De heer X exploiteert een accountantskantoor. In 1997 raakt X verwikkeld in een zakelijk conflict, waarbij fysiek geweld tegen hem is gebruikt. Pas in de loop van 1999 is X in staat om zijn werk te hervatten. X doet over 2001 tot en met 2004 geen IB-aangiften. X vraagt in 2006 surséance aan en gaat in 2008 failliet. In geschil is of de inspecteur de winst van X over 2004 terecht ambtshalve heeft vastgesteld op € 205.000. Rechtbank 's-Gravenhage stelt de inspecteur in het gelijk. Hof 's-Gravenhage oordeelt dat een faillissement of surséance in een later jaar geen geldig excuus kan zijn om geen aangifte te doen. X had een jaarrekening op kunnen stellen met PM-posten. Er is dus niet de vereiste aangifte gedaan. De schatting van de inspecteur is echter willekeurig, aangezien de winststijging ten opzichte van het vorige jaar meer is dan € 30.000. In goede justitie wordt het inkomen uit werk en woning vastgesteld op € 170.000. X gaat in cassatie. Advocaat-Generaal Niessen is van mening dat gegeven de zeer beperkte informatie die X in de feitelijke instanties heeft overgelegd, het hof feitelijk en niet onbegrijpelijk heeft kunnen oordelen dat X niet heeft doen blijken dat de aanslag te hoog is. X heeft tijdens de tweede zitting van het hof aangeboden stukken aan te leveren met betrekking tot de btw-aangiften over 2004. Het hof heeft dit bewijsaanbod terecht afgewezen, omdat het niet tijdig is gedaan.
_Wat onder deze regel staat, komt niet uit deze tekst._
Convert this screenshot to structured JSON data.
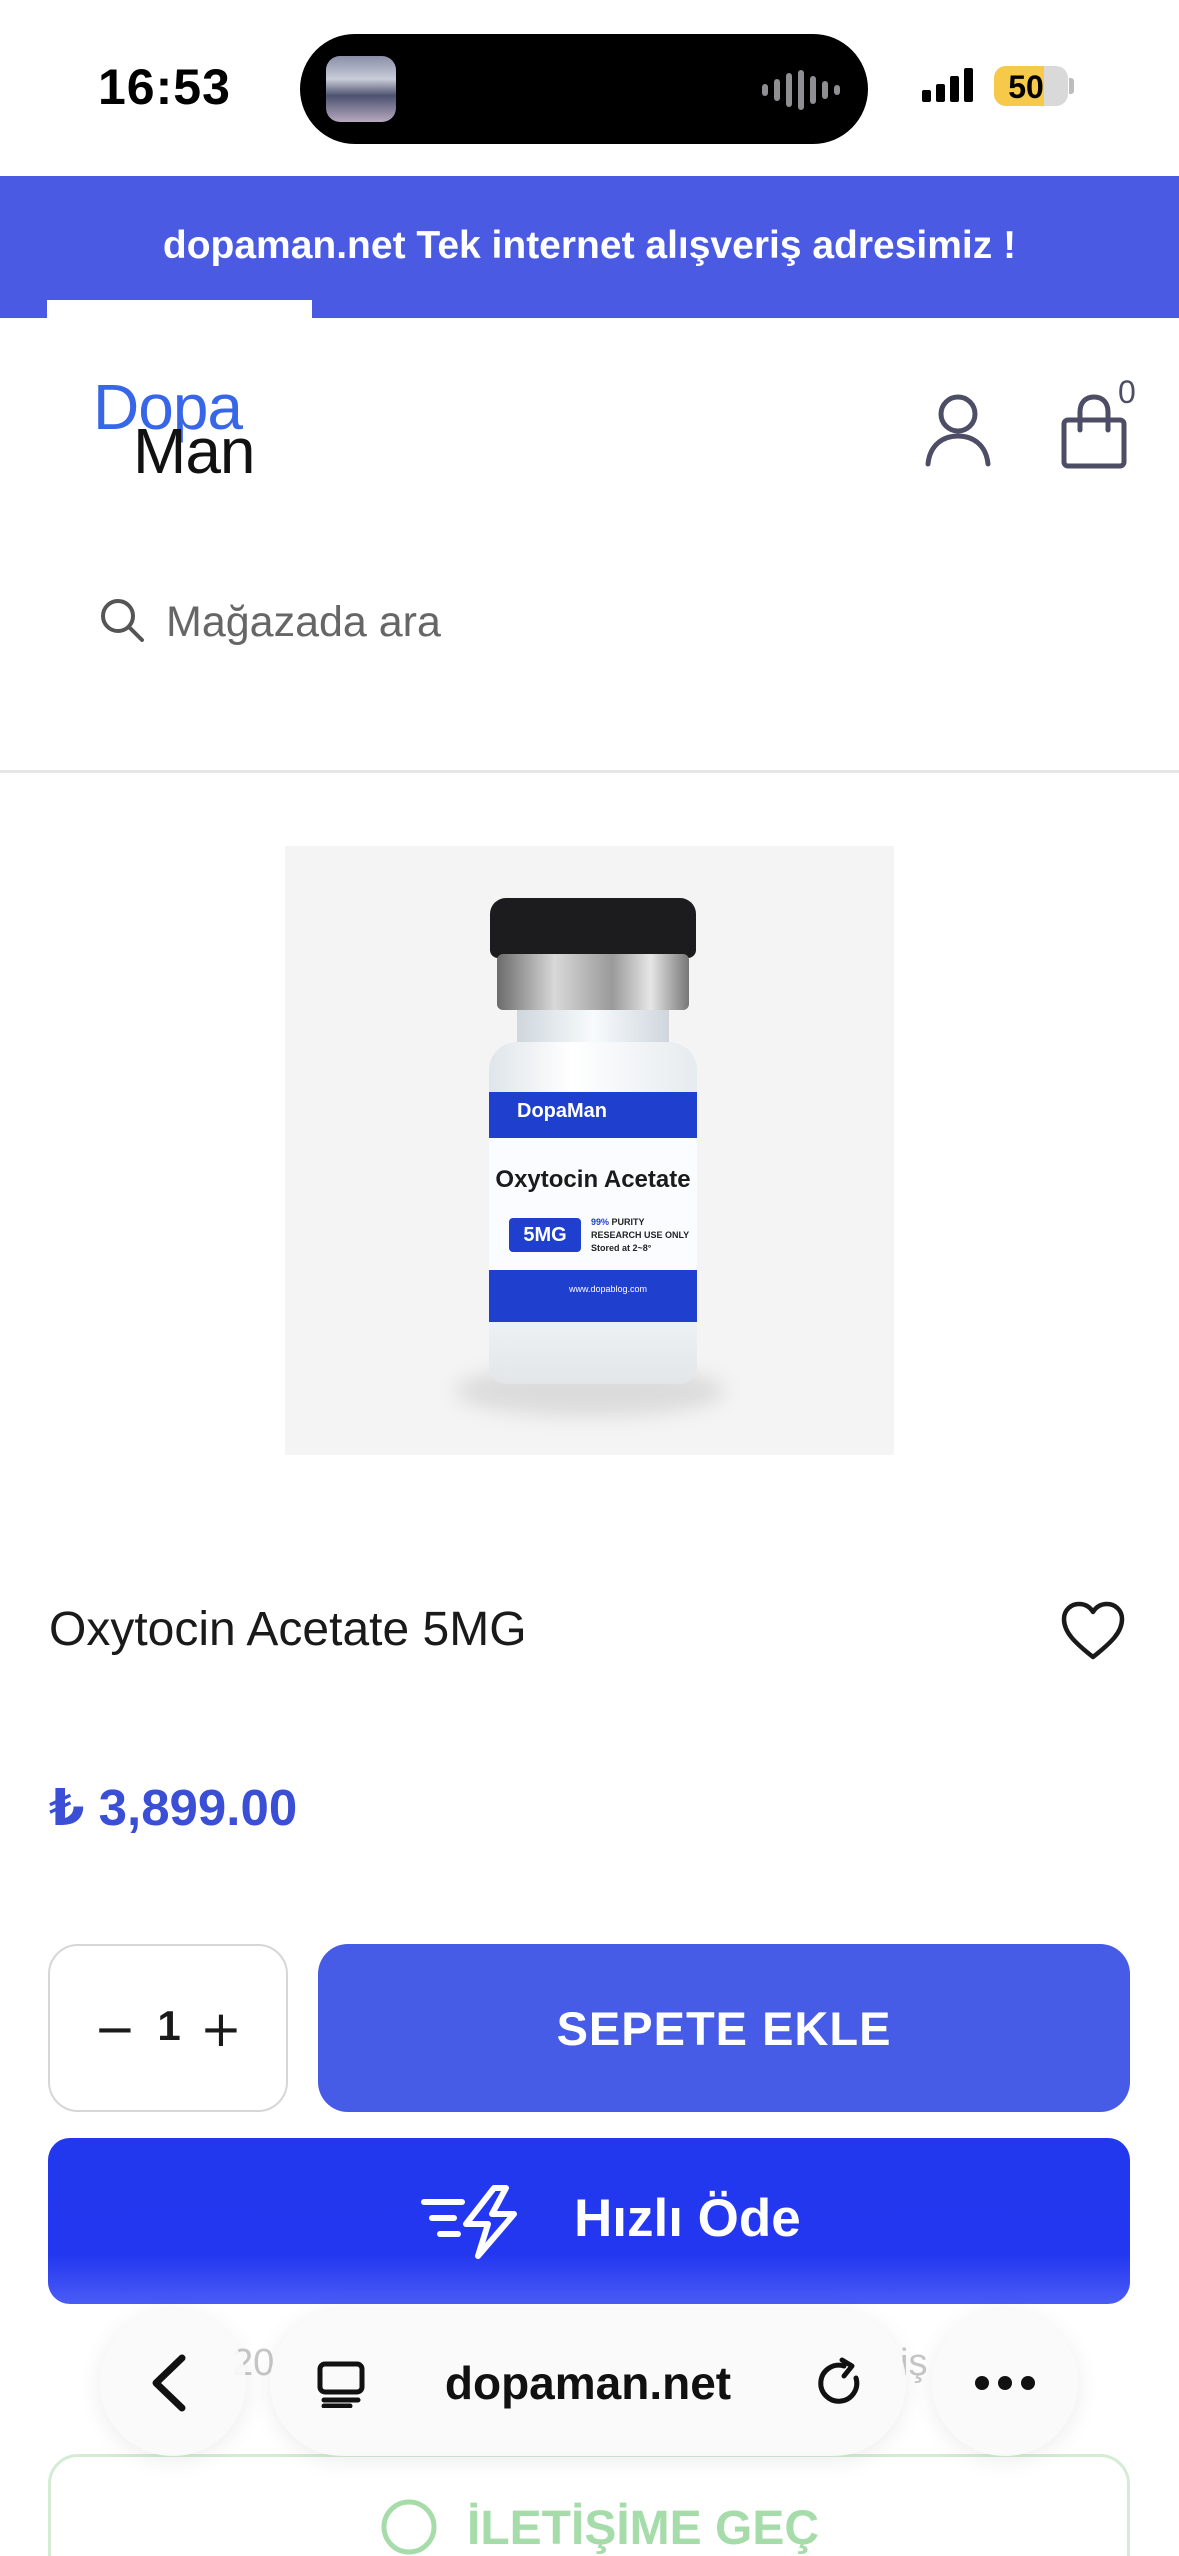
{
  "status_bar": {
    "time": "16:53",
    "battery_level": "50",
    "battery_percent": 50
  },
  "announcement": {
    "text": "dopaman.net Tek internet alışveriş adresimiz !"
  },
  "header": {
    "logo_line1": "Dopa",
    "logo_line2": "Man",
    "cart_count": "0"
  },
  "search": {
    "placeholder": "Mağazada ara"
  },
  "product": {
    "image_label_brand": "DopaMan",
    "image_label_name": "Oxytocin Acetate",
    "image_label_dose": "5MG",
    "image_label_purity_value": "99%",
    "image_label_purity": "PURITY",
    "image_label_use": "RESEARCH USE ONLY",
    "image_label_storage": "Stored at 2~8°",
    "image_label_url": "www.dopablog.com",
    "title": "Oxytocin Acetate 5MG",
    "price": "₺ 3,899.00"
  },
  "purchase": {
    "minus": "−",
    "quantity": "1",
    "plus": "+",
    "add_to_cart": "SEPETE EKLE",
    "quick_pay": "Hızlı Öde"
  },
  "behind_bar": {
    "left_text": "20",
    "right_text": "iş",
    "contact_label": "İLETİŞİME GEÇ"
  },
  "browser": {
    "domain": "dopaman.net"
  },
  "colors": {
    "accent": "#465be6",
    "quick_pay": "#2337f0",
    "price": "#3a4fd6",
    "announcement_bg": "#4a5ae3"
  }
}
X voert in cassatie vergeefs aan dat zijn naam per 3 juni 2004 definitief is doorgehaald in het accountantsregister waardoor hij zijn beroep niet meer mocht uitoefenen. Uit het dossier blijkt namelijk niet dat X deze feitelijke stelling reeds voor het hof naar voren heeft gebracht. De A-G concludeert tot ongegrondverklaring van het beroep van X.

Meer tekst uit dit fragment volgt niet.